Waves of tingles—sparks, electricity—spread throughout me as my blood pulsed, swirling with need and traveling right where the junction of my thighs met his. I opened my eyes again, finding his gaze on me, attentive, determined, letting me know that there was no turning back. This was a kiss that changed something, and I should know that. Cameron was telling me. And I wasn’t fighting that notion, or him, any longer.

I was giving myself a chance.

Fingers that were now shaking moved to the back of his neck, and this time I savored the taste of his lips, memorized the feel of this tongue against mine and let my whole body shake with the sensation of kissing and being kissed like this.

We came up for air at the same time, breathless, drunk, and Cameron whispered, “Tell me you feel this, too.”

I gave him a single nod, telling him silently that I wanted to feel even more. Everything. Cameron thrusted his hips up. A moan fell off my lips at the friction, the sensation it created against a growingly sensitive spot between my legs. God, I was pulsing. Pounding with need.

“More?” Cameron asked against my lips. And when I didn’t answer, he tightened his grip on me, pulling gently just as he jerked my body closer to him with a new motion of his hips. Another brisk thrust. My lips parted with an abandoned sound, and he said, “That’s what I thought.”

I closed my eyes again, trying to get a hold of every single sensation wreaking havoc inside of me, pushing me further and further into the night. Into him. Cameron.

He moved then, widening his legs and positioning me in a way that heightened that swirling need coursing through me. Now, I could feel him grow impossibly hard under me, I could feel his heat. Instinctively, I swayed my hips.

Oh God.

“Again,” he demanded, bringing both of his hands behind my head. When I didn’t move, still too stunned by how good that had felt, he took my mouth, begging and commanding me to move. My hips swayed again. Then again, and again. And when Cameron broke the kiss, he moved his mouth to my ear. “Good girl.”

A reckless sound left me in response, something inside of me overpowering all sense, making me sink and push and stroke myself against his length with utmost desperate need.

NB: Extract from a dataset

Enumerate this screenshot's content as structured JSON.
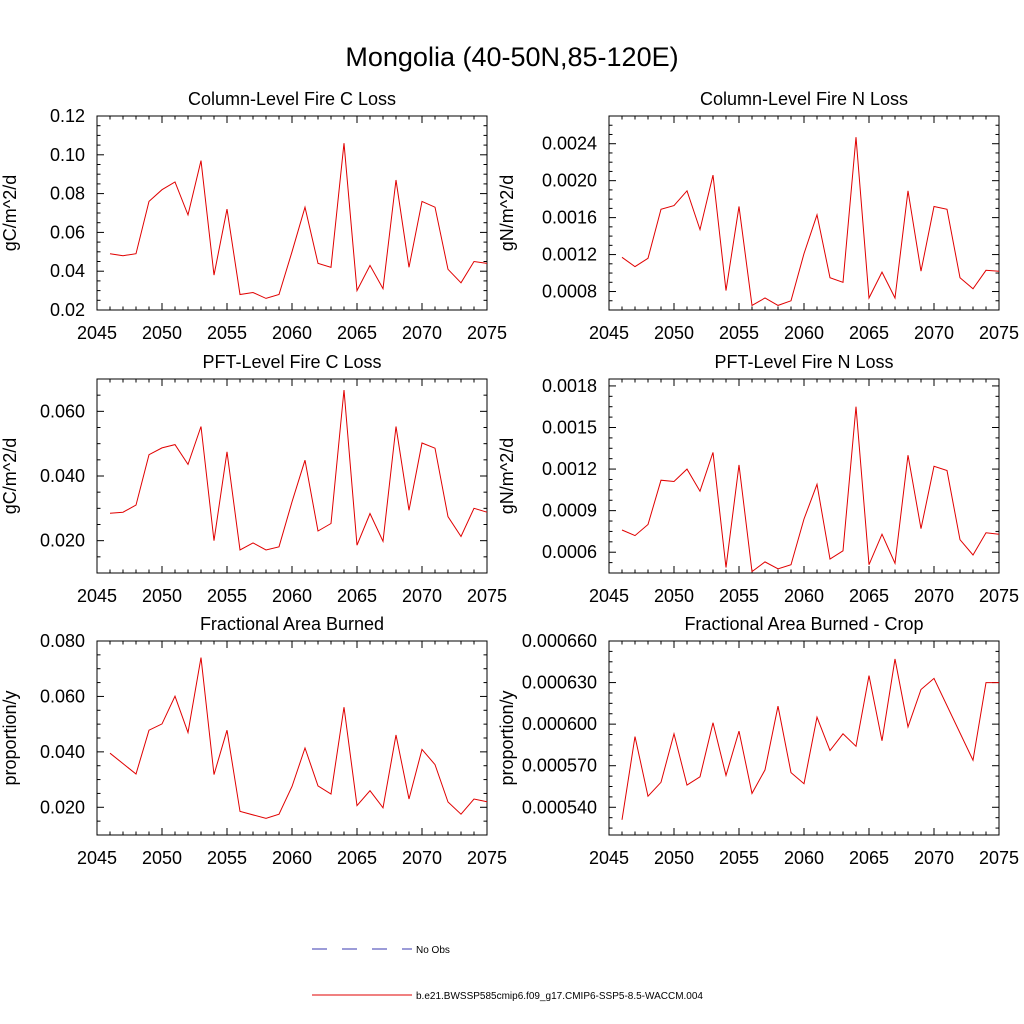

“Let’s see how sweet you come,” he rasped in my ear, accompanying my motions with his hips. My whole body was trembling now, pulsing with every rough drive of our hips. My hands started moving, desperately seeking ways to get rid of whatever was between us. I tugged at his jacket, at mine, wanting to tear them apart. Make them disappear. One of Cameron’s hands snatched my wrists. “Ride me like this,” he ordered, voice impossibly dark.

He released my hands for an instant, but only to bring them behind my back. My body arched with the change, my hips shifted, and his length rubbed right against my clit. “I need to feel you,” I mumbled. I wasn’t even talking about the grip he had on my hands. I wanted him. “I need to feel your skin.”

“I’m not taking a single thing off you or me,” he whispered against my mouth. “What did I tell you, huh, love?” He thrust his hips, pushing me further and further into him. “I’m a little mean when I have to be. Now, lift your hips and make yourself come against me.”